I think the market is reacting to the fact there is nothing the fed can do to slow down (forget about stop) what they have started.

Exited the eye into the backside of the storm. The backside is developing into a doozy.

Gator
Gator
January 20, 2016 11:01 am

I don’t think the rate hike matters much. There is too much debt and too much leverage baked into everything. An argument could be made that the rate hike perhaps made it happen a tad bit sooner, but it was going to happen one way or another.
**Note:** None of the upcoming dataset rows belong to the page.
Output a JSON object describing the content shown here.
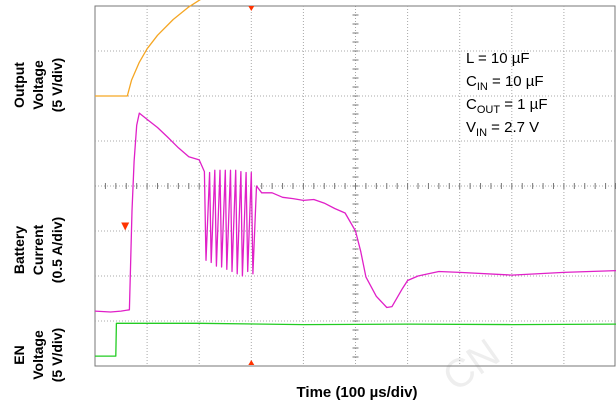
{
  "chart_data": {
    "type": "line",
    "title": "",
    "xlabel": "Time (100 µs/div)",
    "x_unit_per_div": 100,
    "x_unit": "µs",
    "x_divisions": 10,
    "y_divisions": 8,
    "grid": true,
    "colors": {
      "grid": "#a8a8a8",
      "axis": "#777777",
      "output_voltage": "#f5a623",
      "battery_current": "#e020c8",
      "en_voltage": "#22cc22",
      "marker": "#ff3300",
      "watermark": "#eeeeee"
    },
    "channel_labels": [
      {
        "id": "output",
        "lines": [
          "Output",
          "Voltage",
          "(5 V/div)"
        ]
      },
      {
        "id": "battery",
        "lines": [
          "Battery",
          "Current",
          "(0.5 A/div)"
        ]
      },
      {
        "id": "en",
        "lines": [
          "EN",
          "Voltage",
          "(5 V/div)"
        ]
      }
    ],
    "annotation": {
      "L": "L = 10 µF",
      "CIN_main": "C",
      "CIN_sub": "IN",
      "CIN_rest": " = 10 µF",
      "COUT_main": "C",
      "COUT_sub": "OUT",
      "COUT_rest": " = 1 µF",
      "VIN_main": "V",
      "VIN_sub": "IN",
      "VIN_rest": " = 2.7 V"
    },
    "series": [
      {
        "name": "Output Voltage",
        "color": "#f5a623",
        "x": [
          0,
          0.3,
          0.55,
          0.62,
          0.7,
          0.85,
          1.0,
          1.2,
          1.5,
          1.8,
          2.1,
          2.5,
          3.0,
          3.5,
          4.0,
          4.5,
          5.0,
          5.5,
          5.8,
          6.0,
          6.5,
          7.0,
          8.0,
          9.0,
          10.0
        ],
        "y": [
          6.0,
          6.0,
          6.0,
          6.0,
          6.35,
          6.75,
          7.05,
          7.35,
          7.7,
          7.98,
          8.2,
          8.45,
          8.7,
          8.95,
          9.15,
          9.35,
          9.55,
          9.7,
          9.78,
          9.78,
          9.76,
          9.76,
          9.76,
          9.75,
          9.76
        ]
      },
      {
        "name": "Battery Current",
        "color": "#e020c8",
        "x": [
          0,
          0.3,
          0.5,
          0.66,
          0.71,
          0.75,
          0.8,
          0.85,
          1.0,
          1.2,
          1.4,
          1.6,
          1.8,
          2.0,
          2.1,
          2.13,
          2.2,
          2.23,
          2.3,
          2.33,
          2.4,
          2.43,
          2.5,
          2.53,
          2.6,
          2.63,
          2.7,
          2.73,
          2.8,
          2.83,
          2.9,
          2.93,
          3.0,
          3.03,
          3.1,
          3.2,
          3.4,
          3.6,
          3.8,
          4.0,
          4.2,
          4.4,
          4.6,
          4.8,
          5.0,
          5.1,
          5.2,
          5.4,
          5.6,
          5.7,
          5.8,
          5.9,
          6.0,
          6.2,
          6.4,
          6.6,
          7.0,
          8.0,
          9.0,
          10.0
        ],
        "y": [
          1.22,
          1.2,
          1.22,
          1.25,
          3.45,
          4.55,
          5.35,
          5.62,
          5.48,
          5.3,
          5.08,
          4.85,
          4.65,
          4.58,
          4.32,
          2.35,
          4.3,
          2.3,
          4.35,
          2.22,
          4.35,
          2.2,
          4.35,
          2.15,
          4.35,
          2.1,
          4.35,
          2.05,
          4.32,
          2.0,
          4.3,
          2.1,
          4.3,
          2.05,
          4.0,
          3.85,
          3.85,
          3.75,
          3.72,
          3.68,
          3.7,
          3.62,
          3.5,
          3.4,
          3.0,
          2.55,
          1.98,
          1.55,
          1.3,
          1.32,
          1.52,
          1.72,
          1.9,
          2.0,
          2.05,
          2.1,
          2.08,
          2.02,
          2.08,
          2.12
        ]
      },
      {
        "name": "EN Voltage",
        "color": "#22cc22",
        "x": [
          0,
          0.1,
          0.4,
          0.41,
          0.8,
          2.0,
          4.0,
          6.0,
          8.0,
          10.0
        ],
        "y": [
          0.22,
          0.22,
          0.22,
          0.95,
          0.95,
          0.95,
          0.92,
          0.93,
          0.92,
          0.93
        ]
      }
    ],
    "markers": [
      {
        "name": "trigger-top",
        "x": 3.0,
        "y": 8.0
      },
      {
        "name": "trigger-bottom",
        "x": 3.0,
        "y": 0.0
      },
      {
        "name": "level-left",
        "x": 0.58,
        "y": 3.1
      }
    ]
  },
  "watermark": "CN"
}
People keep talking like this is “the big one” and everything is going to crash and burn, but I remain unconvinced. Ive been waiting to see it for so long, Ill probably be the last one who believes its actually happening.

Peaceout
Peaceout
January 20, 2016 11:42 am

No.

I don’t believe the rate hike had anything to do with it. Talk of the impending rate hike had been going on for months and months prior to it actually happening. In the big picture ¼% is bunny piss especially after years of zero interest, the rate hike was more window dressing than anything based on the pressure Yellen was being put under from the media and the public to just do it already. The whole process was a joke really.
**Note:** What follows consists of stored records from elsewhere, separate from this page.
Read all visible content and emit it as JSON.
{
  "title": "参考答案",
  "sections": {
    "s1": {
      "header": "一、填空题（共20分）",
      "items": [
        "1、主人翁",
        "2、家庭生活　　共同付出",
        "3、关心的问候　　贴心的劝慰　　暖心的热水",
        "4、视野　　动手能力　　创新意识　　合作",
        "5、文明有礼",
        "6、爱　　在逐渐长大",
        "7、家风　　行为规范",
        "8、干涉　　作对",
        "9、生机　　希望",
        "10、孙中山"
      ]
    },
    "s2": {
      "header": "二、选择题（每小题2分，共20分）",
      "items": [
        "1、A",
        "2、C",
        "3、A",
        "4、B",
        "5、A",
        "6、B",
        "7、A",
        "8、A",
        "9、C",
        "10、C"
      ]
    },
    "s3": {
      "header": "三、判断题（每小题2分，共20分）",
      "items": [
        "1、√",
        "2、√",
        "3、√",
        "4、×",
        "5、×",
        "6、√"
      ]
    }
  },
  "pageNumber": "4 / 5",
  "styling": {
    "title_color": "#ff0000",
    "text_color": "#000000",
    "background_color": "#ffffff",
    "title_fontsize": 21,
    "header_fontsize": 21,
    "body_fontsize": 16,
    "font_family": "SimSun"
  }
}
To me it is interesting how the market storyline continues to evolve. Not to many years ago lower oil prices were considered good for the economy and were considered positive for all sectors of business, capital costs were lowered, costs of producing goods and services were lower and etc. everybody benefitted. Today the story line is lower oil prices are bad for the economy and causes great concern in the markets. Lower oil prices are now bad for business. What gives?

This is not so different from the weather storyline. Retailer’s sales suffer due to unseasonably cold weather last year, this year retailer’s sales suffer from unseasonably warm weather. Give me a break. The bottom line all are avoiding talking about is that people don’t have any money to buy their shit regardless of the weather.
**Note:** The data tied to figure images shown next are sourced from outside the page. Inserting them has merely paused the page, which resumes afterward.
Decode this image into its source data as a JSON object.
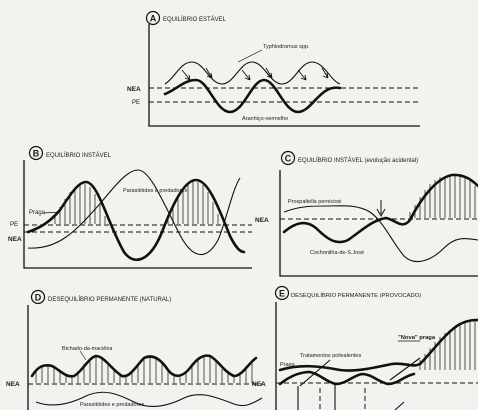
{
  "panels": {
    "A": {
      "letter": "A",
      "title": "EQUILÍBRIO ESTÁVEL",
      "label_nea": "NEA",
      "label_pe": "PE",
      "predator": "Typhlodromus spp.",
      "pest": "Aranhiço-vermelho"
    },
    "B": {
      "letter": "B",
      "title": "EQUILÍBRIO INSTÁVEL",
      "label_pe": "PE",
      "label_nea": "NEA",
      "pest": "Praga",
      "predator": "Parasitóides e predadores"
    },
    "C": {
      "letter": "C",
      "title": "EQUILÍBRIO INSTÁVEL (evolução acidental)",
      "label_nea": "NEA",
      "predator": "Prospaltella perniciosi",
      "pest": "Cochonilha-de-S.José"
    },
    "D": {
      "letter": "D",
      "title": "DESEQUILÍBRIO PERMANENTE (NATURAL)",
      "label_nea": "NEA",
      "pest": "Bichado-da-maciêira",
      "predator": "Parasitóides e predadores"
    },
    "E": {
      "letter": "E",
      "title": "DESEQUILÍBRIO PERMANENTE (PROVOCADO)",
      "label_nea": "NEA",
      "pest": "Praga",
      "treatment": "Tratamentos polivalentes",
      "new_pest": "\"Nova\" praga"
    }
  }
}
The markets are falling because the numbers are not there to support the high prices. Ultimately investing fundamentals always win out. The market can provide a narrative to a company like Tesla and create excitement and urgency so people feel like they need to get in before it is too late for fear they might miss out on the next big thing but ultimately the company makes money or it doesn’t. If it doesn’t the value crashes.

Unfortunately over the past seven years the market has been oversold to level never seen before in history. The money people know this and now they know it is time to cut and run, let the market run it’s course while patiently keeping their money on the sidelines. At some point a year or two from now they will go about the process of jacking the market back up again and start the cycle over.

The whole rigged mess is fucked up and bullshit.

overthecliff
overthecliff
January 20, 2016 11:53 am

If the Fed hikes, this baby is going down. If the Fed doesn’t hike , this baby is going down. The world economy and financial system are unsustainable. It’s going down. Just a matter of timing.

Bea Lever
Bea Lever
January 20, 2016 12:56 pm

The Dow is down 550 points right now………slide continues………why don’t they turn on the HFT bots?

Back in PA Mike
Back in PA Mike
January 20, 2016 1:34 pm

B, you know the big guys are shorting.

robert h siddell jr
robert h siddell jr
January 20, 2016 2:25 pm

When a nation lives by the printed money …

IndenturedServant
IndenturedServant
January 20, 2016 5:42 pm

I believe that the David Haggith (sp) article recently posted by admin predicted the mess caused by the interest rate increase.

My guess is that even the minuscule interest rate increase causes all that “bad debt” out there to be just that much worse. I don’t think anyone (except Blythe Masters and Jamie Dimon) has any idea just how bad the “bad debt” really is and that uncertainty is causing the market to convulse. The rate increase may have been small but when applied to our $19 Trillion dollar debt, that’s some chunk of change. When applied to the $1 Quadrillion dollars in debt derivatives it’s enough to cause even Godzilla to shit himself. No es bueno!

Westcoaster
Westcoaster
January 20, 2016 10:26 pm

Pretty much what Peaceout said. I think mark to fantasy is having an effect.